Malaria is a leading cause of morbidity and mortality worldwide, infecting nearly 250 million people and killing about 450,000 people every year. It is caused by obligate eukaryotic parasites of the genus Plasmodium but it is one species, P. falciparum, that is responsible for most of the mortality. As yet, there are no effective vaccines against malaria and the parasite has gained resistance to all clinically available antimalarial drugs. Therefore, it is vital that we constantly generate new drugs and identify potential drug targets to stay ahead of this deadly disease. 

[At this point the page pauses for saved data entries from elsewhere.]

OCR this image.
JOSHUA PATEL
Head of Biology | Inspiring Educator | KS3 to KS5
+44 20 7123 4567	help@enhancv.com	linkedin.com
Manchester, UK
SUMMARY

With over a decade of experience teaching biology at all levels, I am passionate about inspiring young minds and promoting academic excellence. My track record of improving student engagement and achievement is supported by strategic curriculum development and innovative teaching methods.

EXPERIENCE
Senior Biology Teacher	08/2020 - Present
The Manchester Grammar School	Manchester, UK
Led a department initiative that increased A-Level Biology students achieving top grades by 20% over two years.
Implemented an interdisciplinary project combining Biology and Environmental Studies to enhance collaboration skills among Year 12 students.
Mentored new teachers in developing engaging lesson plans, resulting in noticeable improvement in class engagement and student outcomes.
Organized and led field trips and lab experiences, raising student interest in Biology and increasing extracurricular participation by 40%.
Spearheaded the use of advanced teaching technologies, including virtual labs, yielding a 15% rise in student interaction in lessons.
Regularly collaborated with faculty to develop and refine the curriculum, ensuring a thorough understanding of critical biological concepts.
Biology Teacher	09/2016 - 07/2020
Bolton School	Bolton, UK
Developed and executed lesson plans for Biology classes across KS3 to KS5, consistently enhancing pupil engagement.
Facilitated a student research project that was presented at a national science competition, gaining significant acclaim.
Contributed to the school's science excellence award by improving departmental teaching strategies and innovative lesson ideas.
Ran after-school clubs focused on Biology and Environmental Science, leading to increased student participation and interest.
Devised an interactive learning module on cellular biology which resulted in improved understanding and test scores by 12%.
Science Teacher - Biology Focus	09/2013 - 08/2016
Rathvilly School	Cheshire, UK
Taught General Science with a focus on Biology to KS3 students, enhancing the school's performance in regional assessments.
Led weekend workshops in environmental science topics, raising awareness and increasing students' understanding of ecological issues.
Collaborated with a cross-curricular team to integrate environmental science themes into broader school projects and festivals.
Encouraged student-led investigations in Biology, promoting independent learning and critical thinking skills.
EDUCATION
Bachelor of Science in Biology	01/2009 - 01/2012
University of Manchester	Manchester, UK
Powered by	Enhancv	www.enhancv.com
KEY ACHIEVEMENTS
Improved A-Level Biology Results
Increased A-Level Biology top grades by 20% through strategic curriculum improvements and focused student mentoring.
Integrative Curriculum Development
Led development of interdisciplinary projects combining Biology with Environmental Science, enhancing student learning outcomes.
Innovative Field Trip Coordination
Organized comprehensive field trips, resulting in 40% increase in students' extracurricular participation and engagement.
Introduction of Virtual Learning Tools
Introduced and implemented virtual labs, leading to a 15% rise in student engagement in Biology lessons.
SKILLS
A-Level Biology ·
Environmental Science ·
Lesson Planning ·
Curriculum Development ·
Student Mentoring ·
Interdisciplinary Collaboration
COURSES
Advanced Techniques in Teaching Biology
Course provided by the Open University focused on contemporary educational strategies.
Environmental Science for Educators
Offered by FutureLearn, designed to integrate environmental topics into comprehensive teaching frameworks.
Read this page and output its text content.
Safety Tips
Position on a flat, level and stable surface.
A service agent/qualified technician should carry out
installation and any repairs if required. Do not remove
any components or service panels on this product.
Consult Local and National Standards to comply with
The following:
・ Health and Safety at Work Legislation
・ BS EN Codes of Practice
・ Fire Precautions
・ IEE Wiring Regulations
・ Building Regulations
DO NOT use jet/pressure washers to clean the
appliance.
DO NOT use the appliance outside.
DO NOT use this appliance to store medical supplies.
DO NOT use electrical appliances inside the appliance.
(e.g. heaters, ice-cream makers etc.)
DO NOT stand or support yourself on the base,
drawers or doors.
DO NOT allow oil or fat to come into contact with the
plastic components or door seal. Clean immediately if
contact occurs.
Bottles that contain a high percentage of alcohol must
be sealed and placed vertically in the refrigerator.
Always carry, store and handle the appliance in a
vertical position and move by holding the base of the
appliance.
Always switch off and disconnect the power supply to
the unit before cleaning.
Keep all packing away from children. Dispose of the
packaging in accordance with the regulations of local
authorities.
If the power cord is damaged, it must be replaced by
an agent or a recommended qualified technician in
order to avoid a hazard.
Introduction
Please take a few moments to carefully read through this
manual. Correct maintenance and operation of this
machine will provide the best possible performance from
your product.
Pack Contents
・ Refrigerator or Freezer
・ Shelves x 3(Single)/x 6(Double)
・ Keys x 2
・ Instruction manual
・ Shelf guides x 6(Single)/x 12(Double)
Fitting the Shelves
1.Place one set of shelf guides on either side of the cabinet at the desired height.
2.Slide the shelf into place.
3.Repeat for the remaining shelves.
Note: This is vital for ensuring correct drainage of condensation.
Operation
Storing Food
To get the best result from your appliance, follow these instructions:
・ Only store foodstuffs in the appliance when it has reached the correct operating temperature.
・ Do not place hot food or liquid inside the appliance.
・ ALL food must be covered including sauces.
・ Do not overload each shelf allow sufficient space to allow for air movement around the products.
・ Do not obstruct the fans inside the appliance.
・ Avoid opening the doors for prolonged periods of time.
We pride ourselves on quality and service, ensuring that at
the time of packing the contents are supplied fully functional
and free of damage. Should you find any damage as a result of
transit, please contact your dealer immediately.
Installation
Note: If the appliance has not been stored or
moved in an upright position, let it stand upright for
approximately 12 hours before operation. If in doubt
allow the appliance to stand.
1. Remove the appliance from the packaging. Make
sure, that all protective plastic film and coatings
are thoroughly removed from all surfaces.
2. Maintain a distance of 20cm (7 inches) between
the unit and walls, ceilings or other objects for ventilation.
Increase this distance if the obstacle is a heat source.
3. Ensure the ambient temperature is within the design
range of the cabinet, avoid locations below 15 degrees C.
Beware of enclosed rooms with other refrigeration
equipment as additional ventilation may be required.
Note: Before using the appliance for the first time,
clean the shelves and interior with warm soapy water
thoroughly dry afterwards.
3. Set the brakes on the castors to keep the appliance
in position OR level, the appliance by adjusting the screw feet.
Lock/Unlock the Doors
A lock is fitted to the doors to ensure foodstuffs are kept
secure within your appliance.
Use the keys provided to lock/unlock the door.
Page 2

Developing advanced genetics tools to the study of a non-model organism

Despite its clinical significance, P. falciparum remains a difficult-to-study non-model organism with a limited set of molecular tools, a challenge restricting our understanding of fundamental parasitic processes. The impact of our research group stems from our ability and motivation to develop and apply advanced molecular-genetic and biochemical techniques for the study of unique parasitic phenomena. These include CRISPR/Cas9-mediated gene editing, various conditional-knockdown systems, marker-less genetic modifications, new expression systems and other novel technologies. With these advanced tools in hand, we ask questions that address fascinating biological problems in original ways. 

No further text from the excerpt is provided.